Oh, what a week. I declare to the whole world that the most beautiful, perfect day of the entire year came to us last Tuesday. The temperature was exactly at a point to foster human happiness. There was a breeze that curculated the air just enough for comfort, but not enough to blow papers away. The sky was a deep, beautiful blue, and yet your skin did not feel the rays enough to worry over sun screen. This is the weather we dream of. This is the weather we imagine it to be when we look back on these memories with just a little too much nostalgia. We sometimes make them a little better than they actually were. But, I tell you, this is not exaggeration. The day felt this good.
We had the Board of Ordained Ministry up this week doing interviews with those seeking ordination. It is a stressful time for everyone involved. Imagine job interviews that are stretched out over months, even years. So there are pastors of all age and experience level up to make these difficult decisions (and forgive me if I didn’t explain it just right).
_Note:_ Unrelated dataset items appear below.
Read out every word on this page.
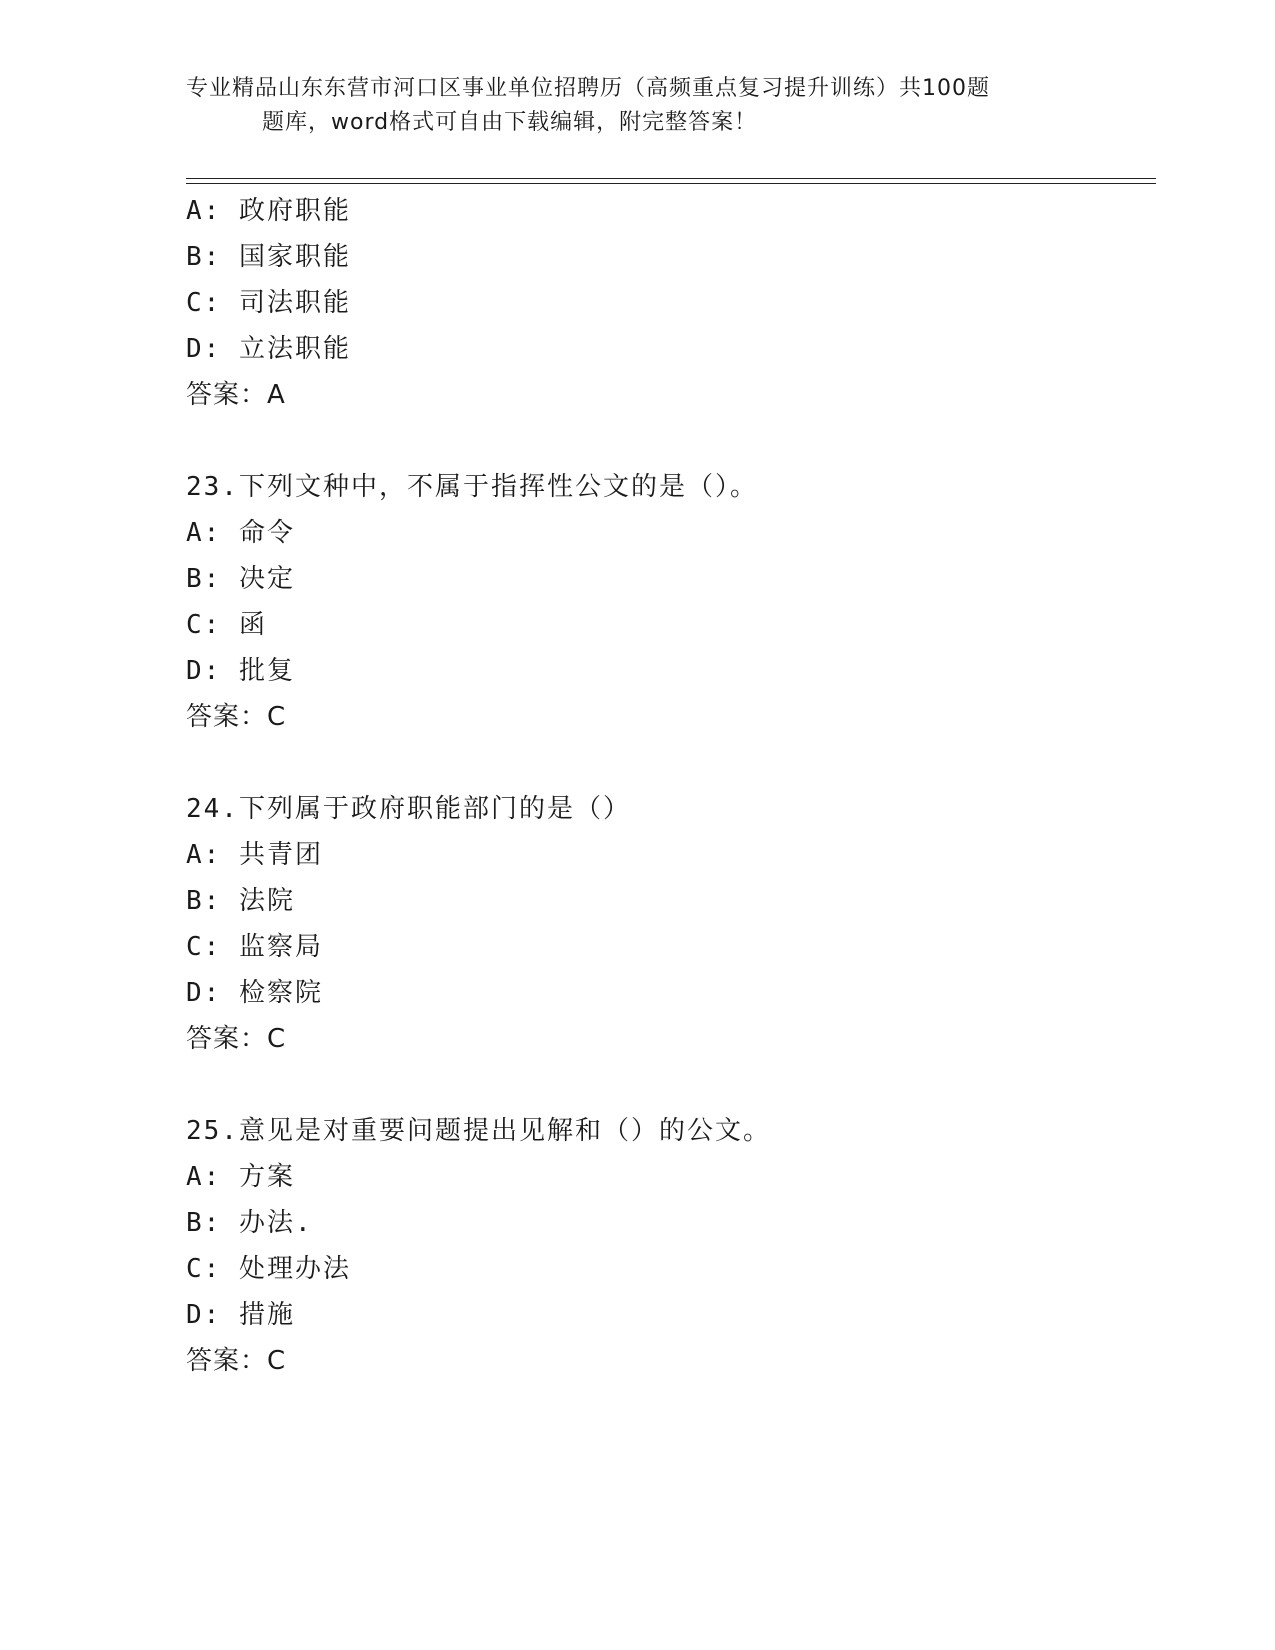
专业精品山东东营市河口区事业单位招聘历（高频重点复习提升训练）共100题
题库，word格式可自由下载编辑，附完整答案！
A: 政府职能
B: 国家职能
C: 司法职能
D: 立法职能
答案：A
23.下列文种中，不属于指挥性公文的是（）。
A: 命令
B: 决定
C: 函
D: 批复
答案：C
24.下列属于政府职能部门的是（）
A: 共青团
B: 法院
C: 监察局
D: 检察院
答案：C
25.意见是对重要问题提出见解和（）的公文。
A: 方案
B: 办法.
C: 处理办法
D: 措施
答案：C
A pastor sat next to me at lunch and asked, “What do you know, Troy.” I would typically respond with the standard, “nothing,” or “not a whole lot,” but on that day, I knew exactly what I knew. “It is a beautiful day,” is how I responded.
I found on Tuesday that I really had more pressing work to do in the office than outside, so I had to make sure that when I walked from one building to another that the walk was a slow, deliberate one. I checked in on our goose couple (who I have named Nick and Nora) from the road above the waterfront. I looked out on the river which looked so blue because of the sky that was also so blue. I wanted to go out to trails and hike them or put the sailboat in the water and drift to the other side of Kentucky Lake. Surely there was some important work to do out there, more important than the work waiting for me in my office.
I sat at the table another time with a group of pastors who were swapping stories about unexpected things that had happened out in the congregation while they were delivering sermons. It was very enjoyable to hear these pastors, who can so often feel the need to talk the minute details of theology or church politics to just let loose and tell stories. It is so much fun to park yourself at a table or circle of rocking chairs and listen to people tell stories. We laughed and joked, and it felt no different than a cabin of campers during the summer who are realizing how great community can be.
The thing about perfect weather, though, is that those perfect conditions are delicate by their nature. That nice breeze that flows through is probably the start of a strong wind that is on it’s way. That mild temperature is teetering on a balance of jet stream with hot, gulf air pushing against cold, arctic fronts. It will slip soon, and we will have on us the storms that ripped through Friday night and made it difficult for parents to get their kids here for counselor certification. That perfect day will give way to tornadoes that kill and leave people homeless. Sometime after we sit and joke around the table, those pastors may decide that they are not ready to endorse another pastor for the ordination they seek, leaving everyone to hurt and grieve.
I walked outside Friday night, as a round of storms passed near Lakeshore. The wind brought cold air, so I wrapped up in a long sleeve flannel shirt. The sky lit up now and then with flashes of lightening and the dark sky rumbled in the distance. At this moment, I was quick to want to go back inside. I thought of reasons that I might not need to go out and turn on lights outside, hopes that there might be some work inside I would need to complete. It was a far cry from that perfect Tuesday when I wished I could be outside for every moment. And yet, as the lightenting lit up the sky, if even for a moment, I stood just a little amazed that in all of it, there was a God working–building up some new kind of creation that I don’t yet know or understand.
This weekend, we have Counselor Certification and a womens’ Sunday School group. Keep us in your prayers.